Like me, Setiya has little patience for the yoga-on-the-beach variety of being present in one’s life. He reminds readers that focusing on the present without reference to one’s past or future is, in fact, a disastrous approach to living life. Instead, he says we can understand being present by distinguishing between two types of activities we engage in on a day-to-day basis: telic and atelic activities.

Telic activities are activities that have a start and a finish (telic comes from the Greek telos, meaning end or purpose). Running a 5k, writing a paper, making a budget—telic activities are the sorts of things you can put on a to-do list or a calendar and check them off when they’re done.

Atelic activities, on the other hand, don’t have ends. However much you participate in atelic activities, you cannot “complete” them. They include things like thinking, learning, listening to music, and spending time with friends and family.

One key distinction between telic and atelic activities is that telic activities become achievements when they are finished successfully, whereas in atelic activities, achievement is already inherent in doing the activity itself. For example, running a 5k becomes an achievement not while you train for it, not halfway through the race, but only when you cross the finish line. But when spending time with a friend, for example, you do not progress toward some goal of spending time with the friend—in every moment with the friend, you already achieve your goal of spending time with them. The doing is the achieving.

What Setiya argues, then, is that while telic activities always have their fulfillment in the past or the future, atelic activities are fulfilling in the very moment that we perform them. Atelic activities, therefore, allow us to live “in the present” in a way that telic ones don’t.

My college life was full of telic activities. College itself, the completion of a four-year degree, was its own overarching telic structure, and within that structure there were constant projects to be completed, whether that was filling the local news page of Chimes every week, completing assignments, or writing papers. When I lost those constant telic activities upon graduation, it felt like I had lost the meaning and fulfillment that came from completing them.

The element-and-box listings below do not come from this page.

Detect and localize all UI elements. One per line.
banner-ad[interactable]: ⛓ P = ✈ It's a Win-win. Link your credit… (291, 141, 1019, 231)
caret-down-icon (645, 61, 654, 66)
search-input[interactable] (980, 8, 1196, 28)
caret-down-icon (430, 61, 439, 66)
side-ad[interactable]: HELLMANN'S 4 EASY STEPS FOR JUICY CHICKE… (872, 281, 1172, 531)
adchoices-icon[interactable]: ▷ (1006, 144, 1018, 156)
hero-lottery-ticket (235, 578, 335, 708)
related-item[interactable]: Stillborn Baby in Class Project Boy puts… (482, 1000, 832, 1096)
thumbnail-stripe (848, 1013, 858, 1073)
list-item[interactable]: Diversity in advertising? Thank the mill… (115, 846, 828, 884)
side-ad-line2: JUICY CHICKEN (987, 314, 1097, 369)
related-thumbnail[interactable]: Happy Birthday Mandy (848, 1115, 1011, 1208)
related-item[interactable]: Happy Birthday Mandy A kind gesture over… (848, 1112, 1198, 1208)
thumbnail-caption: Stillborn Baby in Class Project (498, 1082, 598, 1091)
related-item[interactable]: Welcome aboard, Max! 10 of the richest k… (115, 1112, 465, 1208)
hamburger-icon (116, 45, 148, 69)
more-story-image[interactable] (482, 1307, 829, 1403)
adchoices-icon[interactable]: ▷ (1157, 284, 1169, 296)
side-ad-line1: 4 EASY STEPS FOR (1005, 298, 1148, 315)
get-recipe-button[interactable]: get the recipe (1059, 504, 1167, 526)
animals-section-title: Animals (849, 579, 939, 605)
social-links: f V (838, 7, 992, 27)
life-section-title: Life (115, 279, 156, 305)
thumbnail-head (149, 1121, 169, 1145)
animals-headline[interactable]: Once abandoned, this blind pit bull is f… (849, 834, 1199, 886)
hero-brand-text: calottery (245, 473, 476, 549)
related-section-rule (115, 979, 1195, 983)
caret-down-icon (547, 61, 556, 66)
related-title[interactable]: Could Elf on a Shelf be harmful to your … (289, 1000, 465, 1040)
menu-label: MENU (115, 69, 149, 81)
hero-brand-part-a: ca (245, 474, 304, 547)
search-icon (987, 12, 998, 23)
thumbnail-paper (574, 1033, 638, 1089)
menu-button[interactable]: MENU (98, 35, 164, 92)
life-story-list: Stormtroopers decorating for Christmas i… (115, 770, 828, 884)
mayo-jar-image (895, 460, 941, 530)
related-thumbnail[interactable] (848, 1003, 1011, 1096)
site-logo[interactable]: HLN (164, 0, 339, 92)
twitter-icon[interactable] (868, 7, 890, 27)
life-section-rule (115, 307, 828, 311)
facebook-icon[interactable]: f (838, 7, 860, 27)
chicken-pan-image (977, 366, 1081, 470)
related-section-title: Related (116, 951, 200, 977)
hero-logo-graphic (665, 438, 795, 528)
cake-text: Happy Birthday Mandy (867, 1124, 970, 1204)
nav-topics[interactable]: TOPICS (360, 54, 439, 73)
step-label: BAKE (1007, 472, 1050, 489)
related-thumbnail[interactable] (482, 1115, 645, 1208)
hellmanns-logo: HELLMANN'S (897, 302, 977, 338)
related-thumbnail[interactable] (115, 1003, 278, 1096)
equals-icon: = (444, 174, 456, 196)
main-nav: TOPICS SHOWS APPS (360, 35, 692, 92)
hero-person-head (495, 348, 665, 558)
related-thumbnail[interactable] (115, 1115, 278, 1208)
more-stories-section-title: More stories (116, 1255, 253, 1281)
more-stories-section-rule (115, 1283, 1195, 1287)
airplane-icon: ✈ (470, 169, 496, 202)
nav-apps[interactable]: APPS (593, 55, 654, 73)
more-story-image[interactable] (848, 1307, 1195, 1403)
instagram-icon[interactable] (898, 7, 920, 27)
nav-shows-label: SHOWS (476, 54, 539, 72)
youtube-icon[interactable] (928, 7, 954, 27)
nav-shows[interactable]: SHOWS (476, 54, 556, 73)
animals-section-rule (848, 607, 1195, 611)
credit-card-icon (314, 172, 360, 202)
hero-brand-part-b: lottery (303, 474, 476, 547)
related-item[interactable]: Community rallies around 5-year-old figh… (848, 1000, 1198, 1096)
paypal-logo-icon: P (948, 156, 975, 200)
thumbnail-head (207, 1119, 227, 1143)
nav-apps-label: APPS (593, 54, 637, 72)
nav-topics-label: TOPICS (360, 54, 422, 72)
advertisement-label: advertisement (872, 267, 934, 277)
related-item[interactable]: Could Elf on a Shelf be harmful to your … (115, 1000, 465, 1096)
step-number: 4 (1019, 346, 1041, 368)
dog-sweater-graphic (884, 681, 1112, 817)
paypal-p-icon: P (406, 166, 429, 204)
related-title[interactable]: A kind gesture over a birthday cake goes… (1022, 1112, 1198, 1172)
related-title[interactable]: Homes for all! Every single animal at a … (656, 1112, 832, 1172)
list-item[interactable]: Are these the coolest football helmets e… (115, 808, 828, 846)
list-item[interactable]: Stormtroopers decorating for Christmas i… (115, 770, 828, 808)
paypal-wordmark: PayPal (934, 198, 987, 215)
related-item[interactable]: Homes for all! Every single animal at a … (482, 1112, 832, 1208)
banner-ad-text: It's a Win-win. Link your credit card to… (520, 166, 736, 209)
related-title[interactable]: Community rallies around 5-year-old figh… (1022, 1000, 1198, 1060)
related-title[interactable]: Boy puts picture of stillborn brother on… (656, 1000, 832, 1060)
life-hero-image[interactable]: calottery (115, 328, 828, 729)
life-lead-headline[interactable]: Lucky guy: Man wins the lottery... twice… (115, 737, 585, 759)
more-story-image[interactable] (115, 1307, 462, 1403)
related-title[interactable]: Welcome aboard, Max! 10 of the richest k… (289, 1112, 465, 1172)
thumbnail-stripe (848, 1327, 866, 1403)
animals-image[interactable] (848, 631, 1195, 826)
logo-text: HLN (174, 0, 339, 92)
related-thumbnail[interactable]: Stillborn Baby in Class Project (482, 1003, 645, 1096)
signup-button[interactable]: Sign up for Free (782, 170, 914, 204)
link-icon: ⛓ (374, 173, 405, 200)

Now, in this new and different mode of life, achievement looks different. I don’t have papers or projects due every week, and sometimes, if I’m perfectly honest, I wish that I did. Telic achievements have always kept me in good supply of gold stars and A pluses that I can look back at to bolster my self-esteem. And the lack of potential achievements on my horizon leaves the achiever in me feeling pathless.

But if I place all meaning in my life into telic activities, meaning will always be behind or in front of me, never with me in the present moment.

My telic to-do list makes me think that I’ve settled for less, and I still think I have. But being present means valuing atelic activities as achievements, too. Instead of aiming for mastery of a topic I want to understand and wondering if I’ll succeed or fail, I can recognize that learning anything at all about the topic is its own achievement as I’m in the midst of learning it. Instead of viewing relationships as projects, I can recognize that every moment I spend with a friend is its own end. My achievements this year won’t be recognized by Dean’s Lists or accepted into conferences, but if I can recognize them in myself, maybe I can settle into this new kind of life.